I’m not a self-hater.  Of course white people have been a major part of racial progress.  But we need to remember that, outside the headlines, bigotry can be a daily, crappy fact of life for African-Americans.  Just because we don’t or can’t see it doesn’t mean it’s not there.

A New Blog for a New Progressive Day

July 20th, 2009

Today’s poll news that President Obama’s personal popularity far outpaces his agenda’s should come as no surprise. First, complicated policy is always a tough sell to Americans who don’t care about Medicare reimbursement rates, and second, elected Barack Obama largely because he was a celebrity.

That last, disturbing point will be revisited soon. But for today my focus is on what this paradox means for progressives. It means we have a long way to go.

Let’s start by acknowledging that Barack Obama is not Paul Wellstone. The President is a good man, moderately progressive, and a strong leader. But he didn’t run as a fire-breather (which is good, because he would have lost) and it is largely emergency, not philosophy, that is defining his domestic agenda.

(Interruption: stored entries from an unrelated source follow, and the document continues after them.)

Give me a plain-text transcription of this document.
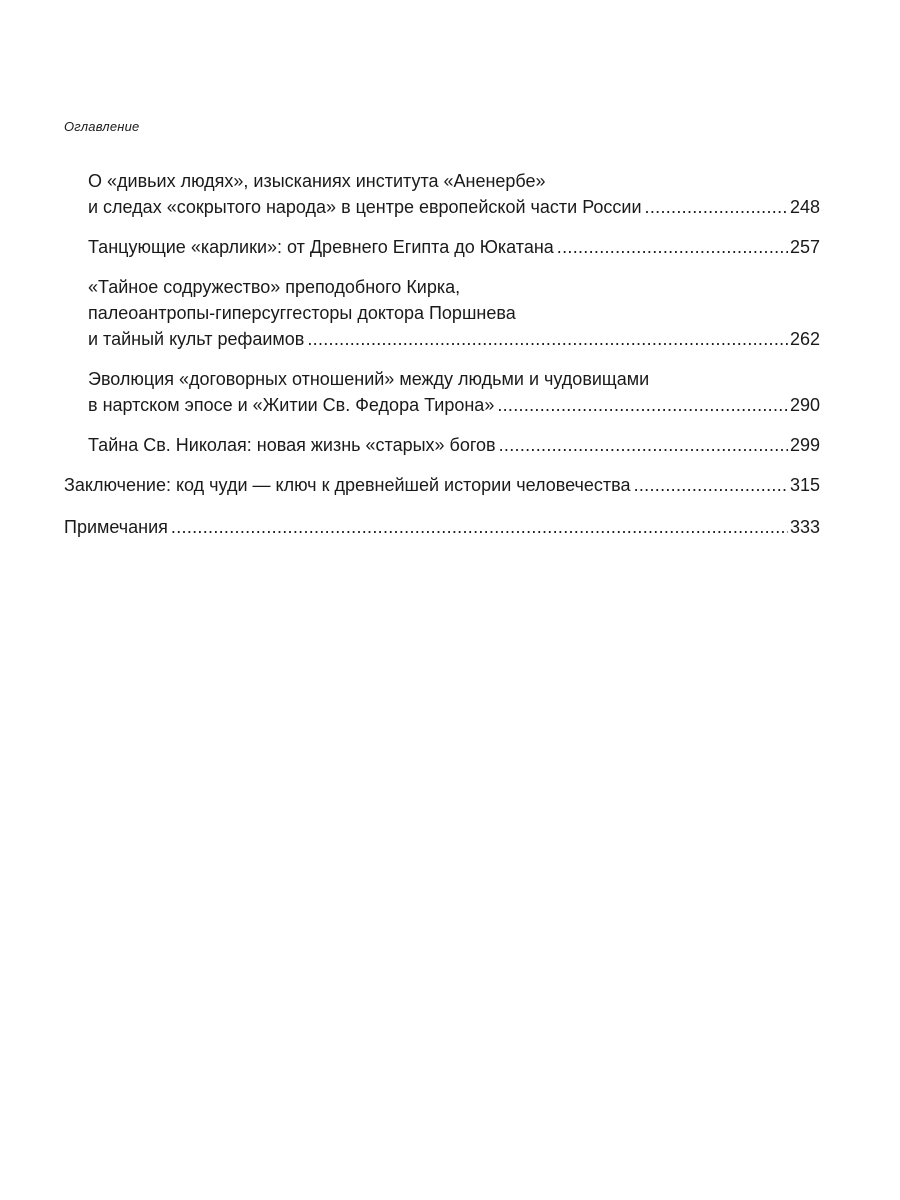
Оглавление
О «дивьих людях», изысканиях института «Аненербе»
и следах «сокрытого народа» в центре европейской части России .....	248
Танцующие «карлики»: от Древнего Египта до Юкатана .....	257
«Тайное содружество» преподобного Кирка,
палеоантропы-гиперсуггесторы доктора Поршнева
и тайный культ рефаимов .....	262
Эволюция «договорных отношений» между людьми и чудовищами
в нартском эпосе и «Житии Св. Федора Тирона» .....	290
Тайна Св. Николая: новая жизнь «старых» богов .....	299
Заключение: код чуди — ключ к древнейшей истории человечества .....	315
Примечания .....	333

The existence of a President Obama is a good thing, but also a dangerous thing if his celebrity masks a greater and more lasting truth: progressives are behind the times.

To put it one way: when is the last time someone made a full-throated case to significantly increase the poverty line? Or to put another way my wife and accountant will not like: I should pay more in taxes.

The today and tomorrow of progressivism will be the central subjects of this blog. I seek to add my small bit to a thankfully growing conversation, and welcome your ideas and feedback.

Why One-Third?

This is roughly the percentage of Americans for whom every day is a calculus of hanging on. They will be the focus of this blog.